It’s midnight in Tiohtiá:ke /Montréal and Julie Tamiko Manning fills her kitchen with the smell of baked goods for tomorrow’s rehearsal. Umeboshi onigiri (rice balls) cool on a simple plate on an ordinary kitchen table surrounded by her laptop and piles of paper—play drafts, reports, notes, and tiny paper squares which she’s folding into delicate origami cranes.
Anyone who is fortunate to know Julie also knows that she is an extraordinary human who walks many paths as a woman, a Sansei mixie Nikkei settler and leader, Best Auntie, taiko player, curator, community activist and builder which all intersect in her heart.
In 2021, Julie tried to convince ACTRA to give their Woman of the Year award to someone else because her film career spans years of saying “no” to portraying Asian stereotypes, saying “no” to ’passing’ for other ethnicities, to being too Asian or not Asian enough.
Her life, like her work, is deeply authentic. Her third play, Mizushōbai (The Water Trade) explores the life and power of Kiyoko Tanaka-Goto, a Japanese picture-bride turned ‘underground’ businesswoman in 1930’s British Columbia who also defied categorization, and whose value as a member of “Canadian” society was to defy every expectation for the sake of her autonomy and dignity.
A bilingual award-winning actor and creator with over 30 years of credits in both English and French theatre, some of Julie’s recent projects include (because there are honestly too many to list here) Beyond the Sea (Hudson Village), Wildfire (Talisman), Paradise Lost (Centaur), Jean Dit (Théâtre D’Aujourd’hui), Butcher (Centaur) as well as bold co-artistic direction of Tashme Productions and co-facilitation with the Arrivals Legacy Project. Julie’s thoughtfulness and passion for her community, for celebrating and nurturing what ignites and deepens collective joy and equity is as self-effacing as it is unapologetic.
The full moon breaks through the clouds at this midnight hour. “I still have so much to do,” Julie says as she expertly creases the wing on another crane and the oven timer beeps.
-Written by Lisa Cooke Ravensbergen, long-time artistic collaborator, sister-friend, and multi-hyphenate theatre artist
Which ’hood are you in?
What do you do?
I am trained as an actor and have been doing that work for over 30 years here in Montreal, across Canada and Internationally. I started to write 15 years ago to fill a gap: to see my own story on stage. I also wanted to create things that other Asian artists could potentially be seen in. I didn’t actually mean to be a writer, but here I am. I am also an independent theatre producer, mentor and voice actor in dubbing, commercials and video games.
What are you currently working on?
My artistic partner Matt Miwa and I are adapting our documentary play, The Tashme Project, into a graphic novel with illustrations by West Coast Nikkei artist, PJ Patten. Acting projects in the near future are in Scapegoat Carnivale’s show RICKI, and a show at Centaur, co-produced by Tableau D’Hôte and Repercussion Theatre.

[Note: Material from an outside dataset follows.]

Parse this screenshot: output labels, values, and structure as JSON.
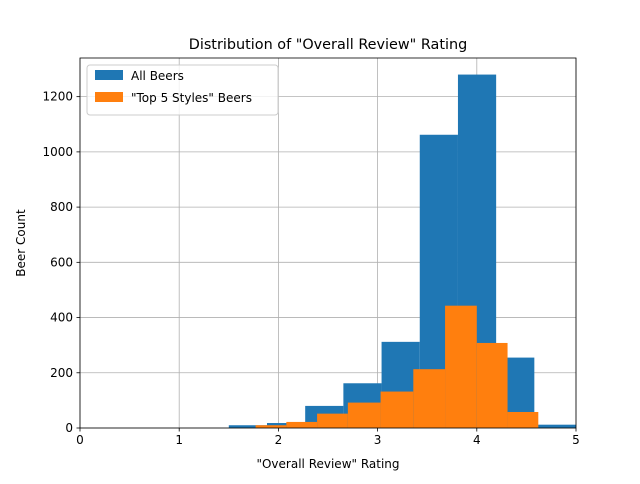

Where can we find your work?
I am particularly proud of a digital art project I co-curated with Matt Miwa called YUME. Digital Dreams. I was not involved creatively, but it was incredibly fulfilling to bring together Japanese-Canadian artists from across the country. It was meant to connect the Japanese Canadian community, decades after it was torn apart during the Second World War when many on the West Coast were imprisoned, displaced and deported. We connected artists of different generations, disciplines and geographical areas, and yet they all found such similarities that it seemed like fate.
My new play, Mizushōbai, ran from October 10-22, 2023 at the Segal Centre’s studio space. Mizushōbai (The Water Trade) explores the life of Kiyoko Tanaka-Goto, a Japanese picture-bride turned ‘underground’ businesswoman in 1930’s British Columbia.